Putting his elbows on the table, he dug his fingers into his scalp and despaired of ever being able to reach his daughter after this.
What had the teacher said after he’d spelled out to her how things were between Corinne and him?
“Time, patience and love, Mr. Parker. That’s what your daughter needs from you right now. Except for the basics such as pulling her weight around the house, leave the rules and the discipline to me here at school for the time being….”
So how do you propose I handle this, Ms. McKenzie?
Mike raised his head. He looked around the cozy kitchen, his eyes flicking over each familiar item they’d brought with them from Idaho as if he’d never seen any of it before. His gaze stopped at the white porcelain cat with its slightly chipped, raised black paw.
It was Becky’s cookie jar, which now served as the bank for the emergency cash he liked to keep around the house. A couple of hundred dollars, for those unexpected incidentals. It was a carry-over from his parental home, and probably no longer even necessary in this day of credit cards and ATMs.

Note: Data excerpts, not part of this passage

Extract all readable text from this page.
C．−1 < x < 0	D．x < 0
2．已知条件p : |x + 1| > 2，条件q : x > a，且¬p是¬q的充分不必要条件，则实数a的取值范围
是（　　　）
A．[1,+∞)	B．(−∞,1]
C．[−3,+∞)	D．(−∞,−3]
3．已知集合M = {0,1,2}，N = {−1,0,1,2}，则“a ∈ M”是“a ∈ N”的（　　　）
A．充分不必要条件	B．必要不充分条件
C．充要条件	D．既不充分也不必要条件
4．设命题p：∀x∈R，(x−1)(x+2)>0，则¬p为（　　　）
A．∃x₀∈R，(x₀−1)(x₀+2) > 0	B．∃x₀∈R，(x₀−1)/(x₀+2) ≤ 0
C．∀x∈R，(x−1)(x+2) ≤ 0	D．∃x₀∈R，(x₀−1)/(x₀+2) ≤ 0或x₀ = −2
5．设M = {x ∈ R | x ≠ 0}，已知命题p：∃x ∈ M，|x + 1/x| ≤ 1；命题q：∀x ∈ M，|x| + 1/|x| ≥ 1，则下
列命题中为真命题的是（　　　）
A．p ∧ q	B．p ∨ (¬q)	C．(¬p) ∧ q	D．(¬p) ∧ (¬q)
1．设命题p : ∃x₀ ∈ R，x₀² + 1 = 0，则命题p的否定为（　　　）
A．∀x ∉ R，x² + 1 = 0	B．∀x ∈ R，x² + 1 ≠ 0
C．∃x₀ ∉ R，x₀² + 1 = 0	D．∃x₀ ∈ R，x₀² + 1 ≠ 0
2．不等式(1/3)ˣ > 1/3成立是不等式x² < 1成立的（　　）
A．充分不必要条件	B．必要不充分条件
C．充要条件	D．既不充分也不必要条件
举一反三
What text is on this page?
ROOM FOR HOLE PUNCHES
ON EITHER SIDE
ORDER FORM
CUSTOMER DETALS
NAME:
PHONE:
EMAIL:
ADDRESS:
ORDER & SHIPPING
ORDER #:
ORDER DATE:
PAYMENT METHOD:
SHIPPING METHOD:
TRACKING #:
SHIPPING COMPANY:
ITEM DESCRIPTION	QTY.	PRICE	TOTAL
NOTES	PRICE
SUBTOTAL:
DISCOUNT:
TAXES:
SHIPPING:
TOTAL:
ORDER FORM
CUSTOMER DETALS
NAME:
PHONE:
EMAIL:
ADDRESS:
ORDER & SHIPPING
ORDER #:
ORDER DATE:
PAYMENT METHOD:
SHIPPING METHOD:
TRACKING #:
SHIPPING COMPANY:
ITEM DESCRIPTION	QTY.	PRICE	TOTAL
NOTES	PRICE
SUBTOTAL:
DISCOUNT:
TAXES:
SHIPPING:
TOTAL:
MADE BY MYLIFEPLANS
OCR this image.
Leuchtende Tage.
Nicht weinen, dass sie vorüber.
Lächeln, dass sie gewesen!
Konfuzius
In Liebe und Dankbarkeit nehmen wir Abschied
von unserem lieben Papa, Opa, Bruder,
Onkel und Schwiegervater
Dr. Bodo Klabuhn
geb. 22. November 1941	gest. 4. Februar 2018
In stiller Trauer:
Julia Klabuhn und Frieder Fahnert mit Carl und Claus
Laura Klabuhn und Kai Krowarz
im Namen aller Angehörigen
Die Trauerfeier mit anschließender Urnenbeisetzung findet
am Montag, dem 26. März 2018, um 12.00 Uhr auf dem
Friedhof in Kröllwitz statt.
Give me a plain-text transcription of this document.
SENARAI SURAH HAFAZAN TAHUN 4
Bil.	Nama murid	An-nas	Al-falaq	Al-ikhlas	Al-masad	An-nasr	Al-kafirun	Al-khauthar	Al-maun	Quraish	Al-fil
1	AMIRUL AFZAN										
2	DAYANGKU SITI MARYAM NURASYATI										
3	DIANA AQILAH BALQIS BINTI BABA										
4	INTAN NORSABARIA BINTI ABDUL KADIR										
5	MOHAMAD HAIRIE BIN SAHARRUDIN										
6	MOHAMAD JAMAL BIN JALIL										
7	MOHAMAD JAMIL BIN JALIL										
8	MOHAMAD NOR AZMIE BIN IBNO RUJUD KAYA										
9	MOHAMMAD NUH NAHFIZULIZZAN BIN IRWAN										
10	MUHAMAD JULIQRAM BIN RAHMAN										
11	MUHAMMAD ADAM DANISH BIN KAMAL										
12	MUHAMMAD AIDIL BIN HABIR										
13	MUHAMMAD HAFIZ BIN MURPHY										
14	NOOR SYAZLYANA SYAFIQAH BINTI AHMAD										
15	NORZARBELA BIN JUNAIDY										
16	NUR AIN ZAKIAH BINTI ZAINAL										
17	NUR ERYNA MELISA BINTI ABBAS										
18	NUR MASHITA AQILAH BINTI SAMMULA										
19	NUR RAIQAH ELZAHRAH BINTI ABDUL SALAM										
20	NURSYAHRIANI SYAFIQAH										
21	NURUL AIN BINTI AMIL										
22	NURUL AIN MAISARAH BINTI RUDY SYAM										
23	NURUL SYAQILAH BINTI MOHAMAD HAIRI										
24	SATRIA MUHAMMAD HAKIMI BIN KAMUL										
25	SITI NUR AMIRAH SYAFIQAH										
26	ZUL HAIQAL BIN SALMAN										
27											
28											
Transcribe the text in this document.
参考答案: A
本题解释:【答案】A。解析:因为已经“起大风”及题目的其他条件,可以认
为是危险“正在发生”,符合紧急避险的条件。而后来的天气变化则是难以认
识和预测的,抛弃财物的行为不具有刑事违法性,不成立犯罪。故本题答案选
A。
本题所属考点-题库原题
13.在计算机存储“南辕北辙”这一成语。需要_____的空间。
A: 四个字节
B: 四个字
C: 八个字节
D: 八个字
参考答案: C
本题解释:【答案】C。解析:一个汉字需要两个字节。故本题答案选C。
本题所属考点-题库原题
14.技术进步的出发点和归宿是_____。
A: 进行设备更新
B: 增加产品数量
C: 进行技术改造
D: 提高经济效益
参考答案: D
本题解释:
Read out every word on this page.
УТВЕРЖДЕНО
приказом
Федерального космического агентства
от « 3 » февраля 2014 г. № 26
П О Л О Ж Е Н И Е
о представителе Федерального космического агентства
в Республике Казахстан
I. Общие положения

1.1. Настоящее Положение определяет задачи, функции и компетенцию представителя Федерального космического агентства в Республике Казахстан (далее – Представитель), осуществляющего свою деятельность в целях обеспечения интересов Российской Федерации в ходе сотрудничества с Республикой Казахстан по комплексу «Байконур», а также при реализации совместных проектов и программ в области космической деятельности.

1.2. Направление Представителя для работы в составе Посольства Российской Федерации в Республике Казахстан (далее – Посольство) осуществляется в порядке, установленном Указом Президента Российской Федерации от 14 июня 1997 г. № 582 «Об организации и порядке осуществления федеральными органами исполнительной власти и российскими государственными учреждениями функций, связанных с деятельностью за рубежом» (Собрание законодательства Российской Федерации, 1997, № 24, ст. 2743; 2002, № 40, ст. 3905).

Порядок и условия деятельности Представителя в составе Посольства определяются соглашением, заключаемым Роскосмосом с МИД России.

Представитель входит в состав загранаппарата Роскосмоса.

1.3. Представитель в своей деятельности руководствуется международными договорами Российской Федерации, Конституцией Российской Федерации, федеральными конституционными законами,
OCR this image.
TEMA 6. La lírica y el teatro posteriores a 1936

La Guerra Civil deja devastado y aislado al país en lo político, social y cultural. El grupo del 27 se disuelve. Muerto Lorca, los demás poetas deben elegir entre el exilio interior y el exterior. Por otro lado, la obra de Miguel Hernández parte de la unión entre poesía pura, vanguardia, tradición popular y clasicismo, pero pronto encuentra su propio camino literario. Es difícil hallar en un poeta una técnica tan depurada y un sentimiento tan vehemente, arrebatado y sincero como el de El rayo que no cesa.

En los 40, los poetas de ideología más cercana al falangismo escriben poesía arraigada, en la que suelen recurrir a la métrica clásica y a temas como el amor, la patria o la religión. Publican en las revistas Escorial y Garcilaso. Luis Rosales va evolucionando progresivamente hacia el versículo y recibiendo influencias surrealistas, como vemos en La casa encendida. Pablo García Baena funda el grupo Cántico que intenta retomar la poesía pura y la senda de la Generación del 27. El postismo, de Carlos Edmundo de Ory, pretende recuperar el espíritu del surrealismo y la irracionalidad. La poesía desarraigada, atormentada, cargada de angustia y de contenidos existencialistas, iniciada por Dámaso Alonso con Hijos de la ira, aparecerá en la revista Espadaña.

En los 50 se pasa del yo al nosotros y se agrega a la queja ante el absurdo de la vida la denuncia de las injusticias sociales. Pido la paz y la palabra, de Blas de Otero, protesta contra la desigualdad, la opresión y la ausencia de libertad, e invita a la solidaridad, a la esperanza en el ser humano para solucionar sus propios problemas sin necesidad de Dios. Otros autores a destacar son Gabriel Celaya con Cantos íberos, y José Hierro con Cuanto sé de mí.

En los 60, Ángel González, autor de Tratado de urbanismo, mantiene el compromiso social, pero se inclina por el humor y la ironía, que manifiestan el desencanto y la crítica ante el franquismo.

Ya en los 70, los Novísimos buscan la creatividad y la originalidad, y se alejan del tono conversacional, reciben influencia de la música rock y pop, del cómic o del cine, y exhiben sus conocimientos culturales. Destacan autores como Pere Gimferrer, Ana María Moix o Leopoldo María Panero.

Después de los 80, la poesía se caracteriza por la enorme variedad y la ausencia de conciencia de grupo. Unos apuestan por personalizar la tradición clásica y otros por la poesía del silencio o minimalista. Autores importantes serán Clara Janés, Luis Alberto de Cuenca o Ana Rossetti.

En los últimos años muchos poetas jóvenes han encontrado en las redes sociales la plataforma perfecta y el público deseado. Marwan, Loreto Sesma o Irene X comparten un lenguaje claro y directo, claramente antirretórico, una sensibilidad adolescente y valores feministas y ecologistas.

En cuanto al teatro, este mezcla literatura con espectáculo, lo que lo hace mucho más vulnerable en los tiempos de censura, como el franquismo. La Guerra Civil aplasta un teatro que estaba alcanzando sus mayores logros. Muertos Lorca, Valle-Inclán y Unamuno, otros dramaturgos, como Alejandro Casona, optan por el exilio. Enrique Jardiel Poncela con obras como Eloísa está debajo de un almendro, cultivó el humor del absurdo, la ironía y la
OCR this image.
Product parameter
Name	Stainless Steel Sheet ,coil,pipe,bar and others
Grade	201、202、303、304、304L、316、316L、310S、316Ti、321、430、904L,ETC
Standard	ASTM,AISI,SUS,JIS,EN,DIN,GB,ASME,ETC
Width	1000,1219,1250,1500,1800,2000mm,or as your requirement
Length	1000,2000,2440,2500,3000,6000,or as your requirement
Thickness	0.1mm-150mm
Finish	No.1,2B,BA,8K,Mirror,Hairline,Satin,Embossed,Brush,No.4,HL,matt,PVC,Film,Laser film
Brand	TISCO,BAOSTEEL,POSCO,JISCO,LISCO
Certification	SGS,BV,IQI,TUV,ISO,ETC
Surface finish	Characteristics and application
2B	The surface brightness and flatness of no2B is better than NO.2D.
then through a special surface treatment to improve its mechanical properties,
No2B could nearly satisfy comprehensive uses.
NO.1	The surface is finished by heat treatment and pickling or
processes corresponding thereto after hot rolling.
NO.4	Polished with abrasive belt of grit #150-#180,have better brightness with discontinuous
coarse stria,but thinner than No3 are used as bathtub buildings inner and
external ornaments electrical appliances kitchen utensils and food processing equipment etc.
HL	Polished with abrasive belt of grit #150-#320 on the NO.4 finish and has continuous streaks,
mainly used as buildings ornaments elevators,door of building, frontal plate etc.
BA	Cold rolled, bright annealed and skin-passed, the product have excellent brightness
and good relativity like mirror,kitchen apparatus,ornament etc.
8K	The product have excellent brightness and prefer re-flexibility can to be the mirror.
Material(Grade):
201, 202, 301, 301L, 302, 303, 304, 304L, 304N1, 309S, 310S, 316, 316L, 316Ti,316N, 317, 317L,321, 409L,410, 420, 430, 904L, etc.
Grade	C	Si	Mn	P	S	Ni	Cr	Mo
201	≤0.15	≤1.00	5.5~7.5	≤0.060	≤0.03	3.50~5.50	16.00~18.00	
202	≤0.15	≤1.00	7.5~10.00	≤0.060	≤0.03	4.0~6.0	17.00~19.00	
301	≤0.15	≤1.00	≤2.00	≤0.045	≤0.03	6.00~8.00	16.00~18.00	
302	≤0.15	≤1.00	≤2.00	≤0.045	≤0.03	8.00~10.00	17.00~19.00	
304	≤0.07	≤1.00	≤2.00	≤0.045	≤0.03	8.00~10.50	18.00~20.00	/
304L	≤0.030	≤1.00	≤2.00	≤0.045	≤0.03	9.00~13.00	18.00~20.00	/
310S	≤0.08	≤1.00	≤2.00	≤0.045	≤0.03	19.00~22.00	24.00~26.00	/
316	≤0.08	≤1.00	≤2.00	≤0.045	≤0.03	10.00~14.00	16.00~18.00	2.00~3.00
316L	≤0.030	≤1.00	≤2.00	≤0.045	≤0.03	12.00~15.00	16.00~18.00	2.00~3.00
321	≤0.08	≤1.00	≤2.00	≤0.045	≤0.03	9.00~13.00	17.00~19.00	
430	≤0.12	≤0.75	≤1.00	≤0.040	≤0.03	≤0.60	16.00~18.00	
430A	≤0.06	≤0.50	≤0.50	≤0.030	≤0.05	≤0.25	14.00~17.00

Slowly, his eyes never leaving the silly cat, Mike rose from his chair and walked over to the shelf on which it sat. He stood in front of it for a long time, staring at it and debating with himself whether he really wanted to do this or not. He leaned heavily toward not. There really was a certain comfort in not knowing the truth.
Coward? No.
Jaw set, Mike grabbed the jar. Putting one hand on one of the cat’s ears, he raised the lid. He set lid and jar down on the counter and reached inside. Irrationally, his heart lifted a little as his fingers latched onto several bills. As if having Cory steal from strangers was better than having her steal from him. He pulled the bills out There were four of them. He fanned them a little. Three twenties and a ten.
His chin dropping to his chest, Mike closed his fist around the bills, crumpling them. A sound very much like a dry sob rose into his throat and refused to be swallowed. It burst from him with terrible force as he blindly stared at the crumpled bills in his hand and raggedly exhaled.
In all, the bank was short one hundred and thirty dollars.